According to the IRS Restructuring and Reform Act, any IRS employees who are caught cheating on their tax returns are to be fired. The only exception is for those employees whose jobs are directly saved by the commissioner. Saving those jobs must keep IRS officials fairly busy, because of 1,580 tax cheats, only 620 lost their jobs as a result of their illegal doings. The rest were either subject to no discipline at all or lesser forms of punishment such as suspension and counseling.
Isn’t that lovely? Try cheating on your own taxes and see what happens. See how long it is before the IRS finds you, audits you, and sees to it that you face life-destroying penalties for depriving the federal government of your hard-earned dollars.
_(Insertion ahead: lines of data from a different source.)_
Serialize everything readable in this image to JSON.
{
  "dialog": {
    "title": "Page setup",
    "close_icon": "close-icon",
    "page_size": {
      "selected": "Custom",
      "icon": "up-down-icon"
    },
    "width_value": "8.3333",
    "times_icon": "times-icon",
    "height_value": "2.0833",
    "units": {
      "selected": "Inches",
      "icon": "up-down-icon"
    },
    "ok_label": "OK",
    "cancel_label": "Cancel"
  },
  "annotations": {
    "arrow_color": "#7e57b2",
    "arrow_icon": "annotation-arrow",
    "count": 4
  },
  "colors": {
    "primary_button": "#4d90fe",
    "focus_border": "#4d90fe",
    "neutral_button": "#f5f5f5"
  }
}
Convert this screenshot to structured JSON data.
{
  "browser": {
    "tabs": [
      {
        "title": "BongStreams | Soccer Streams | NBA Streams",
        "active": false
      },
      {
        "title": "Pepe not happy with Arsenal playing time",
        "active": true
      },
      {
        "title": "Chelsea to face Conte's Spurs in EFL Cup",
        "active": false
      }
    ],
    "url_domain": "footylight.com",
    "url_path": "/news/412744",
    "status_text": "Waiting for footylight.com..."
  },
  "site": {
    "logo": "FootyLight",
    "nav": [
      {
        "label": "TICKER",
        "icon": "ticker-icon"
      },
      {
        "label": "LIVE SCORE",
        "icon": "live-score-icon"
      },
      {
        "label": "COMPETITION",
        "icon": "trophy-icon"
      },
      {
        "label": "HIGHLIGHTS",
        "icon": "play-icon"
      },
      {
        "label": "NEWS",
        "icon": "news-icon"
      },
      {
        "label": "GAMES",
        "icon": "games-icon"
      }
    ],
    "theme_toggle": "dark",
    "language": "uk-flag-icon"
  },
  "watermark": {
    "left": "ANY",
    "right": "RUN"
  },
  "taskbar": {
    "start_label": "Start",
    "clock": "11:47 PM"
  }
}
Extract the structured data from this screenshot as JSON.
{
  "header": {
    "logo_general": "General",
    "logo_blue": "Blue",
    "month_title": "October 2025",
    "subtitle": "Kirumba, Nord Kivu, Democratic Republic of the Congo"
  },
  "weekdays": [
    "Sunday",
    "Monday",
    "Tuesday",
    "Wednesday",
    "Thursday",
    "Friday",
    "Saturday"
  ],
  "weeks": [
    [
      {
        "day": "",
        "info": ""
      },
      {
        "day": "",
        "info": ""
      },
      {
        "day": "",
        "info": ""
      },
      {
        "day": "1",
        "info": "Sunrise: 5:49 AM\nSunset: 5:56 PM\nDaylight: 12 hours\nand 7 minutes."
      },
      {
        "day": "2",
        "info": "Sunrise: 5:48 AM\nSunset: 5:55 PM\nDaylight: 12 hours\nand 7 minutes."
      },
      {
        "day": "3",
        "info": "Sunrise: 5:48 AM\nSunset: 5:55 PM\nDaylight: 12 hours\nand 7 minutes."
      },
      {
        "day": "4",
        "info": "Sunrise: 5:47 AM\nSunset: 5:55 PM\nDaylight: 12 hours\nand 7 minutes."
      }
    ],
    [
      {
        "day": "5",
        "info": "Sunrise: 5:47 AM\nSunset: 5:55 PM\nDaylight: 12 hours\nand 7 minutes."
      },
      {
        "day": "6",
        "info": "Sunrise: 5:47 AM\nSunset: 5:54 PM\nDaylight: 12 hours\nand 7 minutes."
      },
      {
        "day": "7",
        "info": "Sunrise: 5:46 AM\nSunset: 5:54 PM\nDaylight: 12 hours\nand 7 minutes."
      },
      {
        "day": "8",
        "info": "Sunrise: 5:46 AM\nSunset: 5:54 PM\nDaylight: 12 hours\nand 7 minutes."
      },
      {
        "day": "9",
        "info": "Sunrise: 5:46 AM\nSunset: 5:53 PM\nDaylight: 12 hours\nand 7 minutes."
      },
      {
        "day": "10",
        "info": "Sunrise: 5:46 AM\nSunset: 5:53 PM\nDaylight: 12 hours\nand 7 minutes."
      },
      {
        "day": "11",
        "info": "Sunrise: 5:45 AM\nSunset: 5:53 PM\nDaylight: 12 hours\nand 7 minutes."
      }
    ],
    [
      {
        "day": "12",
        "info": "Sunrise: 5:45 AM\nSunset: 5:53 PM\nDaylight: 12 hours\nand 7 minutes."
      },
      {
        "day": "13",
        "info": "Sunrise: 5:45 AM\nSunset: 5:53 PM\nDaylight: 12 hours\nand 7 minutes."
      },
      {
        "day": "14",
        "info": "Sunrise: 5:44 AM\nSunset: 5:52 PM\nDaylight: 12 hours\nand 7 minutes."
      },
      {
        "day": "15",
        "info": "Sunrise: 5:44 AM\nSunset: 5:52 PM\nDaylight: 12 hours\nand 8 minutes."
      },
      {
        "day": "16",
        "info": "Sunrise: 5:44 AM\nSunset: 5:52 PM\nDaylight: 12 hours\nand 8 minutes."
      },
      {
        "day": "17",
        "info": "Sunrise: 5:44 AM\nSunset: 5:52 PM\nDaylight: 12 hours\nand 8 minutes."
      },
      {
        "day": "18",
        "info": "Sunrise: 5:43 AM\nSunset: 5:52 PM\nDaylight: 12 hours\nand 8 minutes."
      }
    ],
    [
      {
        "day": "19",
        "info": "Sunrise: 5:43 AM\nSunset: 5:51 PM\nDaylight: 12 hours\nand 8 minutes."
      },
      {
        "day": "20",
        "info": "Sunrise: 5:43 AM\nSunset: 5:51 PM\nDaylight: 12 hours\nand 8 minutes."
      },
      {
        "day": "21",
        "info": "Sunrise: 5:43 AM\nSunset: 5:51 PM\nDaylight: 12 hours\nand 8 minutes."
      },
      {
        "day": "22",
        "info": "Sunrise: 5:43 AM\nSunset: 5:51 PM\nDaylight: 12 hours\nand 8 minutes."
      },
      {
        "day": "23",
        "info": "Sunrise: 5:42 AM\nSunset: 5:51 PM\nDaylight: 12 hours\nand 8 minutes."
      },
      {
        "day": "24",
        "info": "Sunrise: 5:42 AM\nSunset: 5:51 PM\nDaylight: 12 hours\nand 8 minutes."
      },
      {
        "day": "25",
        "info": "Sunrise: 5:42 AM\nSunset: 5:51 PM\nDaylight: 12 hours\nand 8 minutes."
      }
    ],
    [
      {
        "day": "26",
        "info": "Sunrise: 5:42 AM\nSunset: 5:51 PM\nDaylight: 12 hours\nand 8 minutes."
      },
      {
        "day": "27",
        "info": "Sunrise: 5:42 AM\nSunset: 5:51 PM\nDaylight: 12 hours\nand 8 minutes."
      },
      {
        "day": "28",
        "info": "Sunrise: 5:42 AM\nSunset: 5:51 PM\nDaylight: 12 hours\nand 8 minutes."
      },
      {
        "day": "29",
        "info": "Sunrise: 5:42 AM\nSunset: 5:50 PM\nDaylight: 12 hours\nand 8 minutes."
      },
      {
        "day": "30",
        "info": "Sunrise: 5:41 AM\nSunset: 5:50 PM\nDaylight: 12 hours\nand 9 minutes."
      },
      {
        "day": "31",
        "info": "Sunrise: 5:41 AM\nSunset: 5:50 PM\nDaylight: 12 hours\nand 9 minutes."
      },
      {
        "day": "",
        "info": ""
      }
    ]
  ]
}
Yet if you go to work for the tax collectors, you may get off with nothing more than a warning.
For their part, the IRS says that the inspector general’s report doesn’t tell the whole story. With a 99 percent compliance rate, they claim to have a better tax record than any other federal agency. Perhaps that’s true. But the defense rings a little hollow when it comes from the agency synonymous with taxation. Hypocrisy is a trait seldom tolerated by the American public, and there’s no other way to describe the leniency afforded to IRS employees.
Republicans looking to give their presidential campaigns a unique flavor might do well to add IRS reform to their platforms. Tax reform is a given, but we also need to think long and hard about the way those taxes are administered. There are strong arguments for the full abolition of the IRS, though that might come off as a little too radical for candidates who want to win over the independents. Restructuring, better oversight, and a simplification of the tax code would do for a start.
On the broader scale, we ought to start thinking about what American life might be like without income taxes at all. That’s obviously not the kind of major shift in policy that can happen overnight, but there’s nothing wrong with tossing ideas around. Some have espoused a national sales tax. Others have advocated the kind of mass privatization that would decrease the size of the federal government to the point where taxes would shrink to almost nothing. One thing is certain: in a country that has made so many radical changes in the way human beings live their lives, reducing the tax burden should not be an impossibility.
But in the meantime, people should pay what they owe. Including the collectors themselves.